I have come to terms with the fact that my children can’t believe I didn’t have a DVD player in my childhood, or even a VCR. They don’t know about typewriters, record albums or telephones with cords attached.
But this weekend I had another “what, they don’t make that anymore moment.” I am working on a scrapbook idea. (I know, big shock to everyone) and thought I might use a metal recipe file box.
So, I wrote it on my weekly shopping list.
Hum, Macy’s didn’t have one; neither did Albertson’s or Wal-Mart. A visit to office supply stores yielded plenty of plastic card files, but no sign of anything metal. I asked my friend from Australia, who does a lot of shopping at D.I. (The Mormon version of Goodwill). No, she had never seen any such object ~ had in fact never heard of them.
An on-line inquiry came back with the startling information that metal recipe file boxes are considered “something of an antique.”
Really? How odd.

Has it really been that long since you could purchase metal recipe boxes in the grocery store?
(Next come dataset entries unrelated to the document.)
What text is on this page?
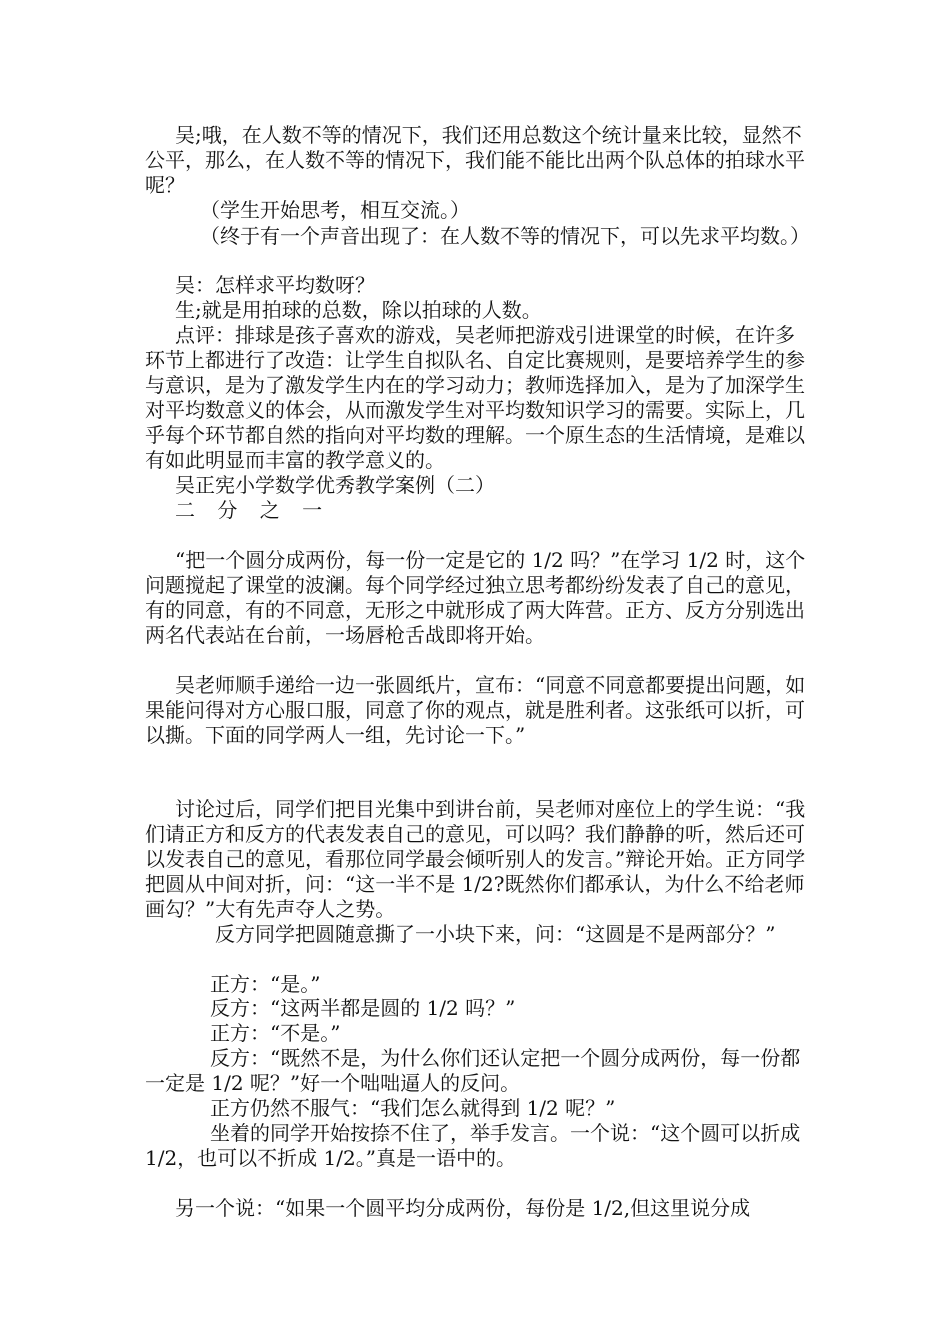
吴;哦，在人数不等的情况下，我们还用总数这个统计量来比较，显然不公平，那么，在人数不等的情况下，我们能不能比出两个队总体的拍球水平呢？

（学生开始思考，相互交流。）

（终于有一个声音出现了：在人数不等的情况下，可以先求平均数。）

吴：怎样求平均数呀？

生;就是用拍球的总数，除以拍球的人数。

点评：排球是孩子喜欢的游戏，吴老师把游戏引进课堂的时候，在许多环节上都进行了改造：让学生自拟队名、自定比赛规则，是要培养学生的参与意识，是为了激发学生内在的学习动力；教师选择加入，是为了加深学生对平均数意义的体会，从而激发学生对平均数知识学习的需要。实际上，几乎每个环节都自然的指向对平均数的理解。一个原生态的生活情境，是难以有如此明显而丰富的教学意义的。

吴正宪小学数学优秀教学案例（二）

二 分 之 一

“把一个圆分成两份，每一份一定是它的 1/2 吗？”在学习 1/2 时，这个问题搅起了课堂的波澜。每个同学经过独立思考都纷纷发表了自己的意见，有的同意，有的不同意，无形之中就形成了两大阵营。正方、反方分别选出两名代表站在台前，一场唇枪舌战即将开始。

吴老师顺手递给一边一张圆纸片，宣布：“同意不同意都要提出问题，如果能问得对方心服口服，同意了你的观点，就是胜利者。这张纸可以折，可以撕。下面的同学两人一组，先讨论一下。”

讨论过后，同学们把目光集中到讲台前，吴老师对座位上的学生说：“我们请正方和反方的代表发表自己的意见，可以吗？我们静静的听，然后还可以发表自己的意见，看那位同学最会倾听别人的发言。”辩论开始。正方同学把圆从中间对折，问：“这一半不是 1/2?既然你们都承认，为什么不给老师画勾？”大有先声夺人之势。

反方同学把圆随意撕了一小块下来，问：“这圆是不是两部分？”

正方：“是。”

反方：“这两半都是圆的 1/2 吗？”

正方：“不是。”

反方：“既然不是，为什么你们还认定把一个圆分成两份，每一份都一定是 1/2 呢？”好一个咄咄逼人的反问。

正方仍然不服气：“我们怎么就得到 1/2 呢？”

坐着的同学开始按捺不住了，举手发言。一个说：“这个圆可以折成 1/2，也可以不折成 1/2。”真是一语中的。

另一个说：“如果一个圆平均分成两份，每份是 1/2,但这里说分成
The microwave oven box will work just fine for my project. During my visit to DI I also found a great many other objects ripe for altering. So the trip was a useful one. But I can’t get over the lack of something I though was a common household item.
It pulled me up short with the realization of how much things have changed, and how much plastic there is in the world today.
Everything from the lenses of my glasses to the computer keyboard upon which I am typing is made of plastic. For the most part this has greatly improved my life.
But one can’t forget plastic ~ as moldable and durable as it can be, is not metal or glass.
I am pretty happy my peanut butter is in a plastic container. Otherwise I suspect I would be picking through peanut-butter, glass mixture on my tile floor on a fairly regular basis.

But I do miss the little wooden houses in my Monopoly game, long replaced by plastic ~ and eventually put away forever so we can play the game on the computer.
As I look around I am swamped in a sea of plastic. Plastic pens, plastic handles on my scissors, a plastic vacuum cleaner, plastic food containers, plastic-covered binders and a little plastic troll doll.
How come I didn’t notice it all changing?
3 comments:
Well, if I had been around, I would have directed you to Target--they had cardboard recipe boxes in their dollar spot this time around...
as for the plastic, yeah, sign of age. I still remember listening to my 45s on my portable record player. While at Disney, we stayed at the Pop Century resort. the 80s were represented, complete with 3 story high rubic's cubes, Mr. Potato Head, and a Giant Walkman by the pool. I don't think that I have ever felt quite so old.
I didn't know metal file boxes were so rare either. We still have many in the Media Center. They contain old stuff, but haven't been discarded yet. We got rid of the card file almost 10 years ago, but we still have film strips and a few vinyl records. I have to confess we are still buying video recordings, because most of our machines play them. We will have to slowly phase them out. See me in ten years. Schools are a repository of out-of-date materials. We just can't seem to throw anything out.
I know exactly the type of metal recipe card boxes you're talking about! In fact I had a grey metal box like that when I was an administrative assist MANY yrs ago! Did you try looking at office supply places?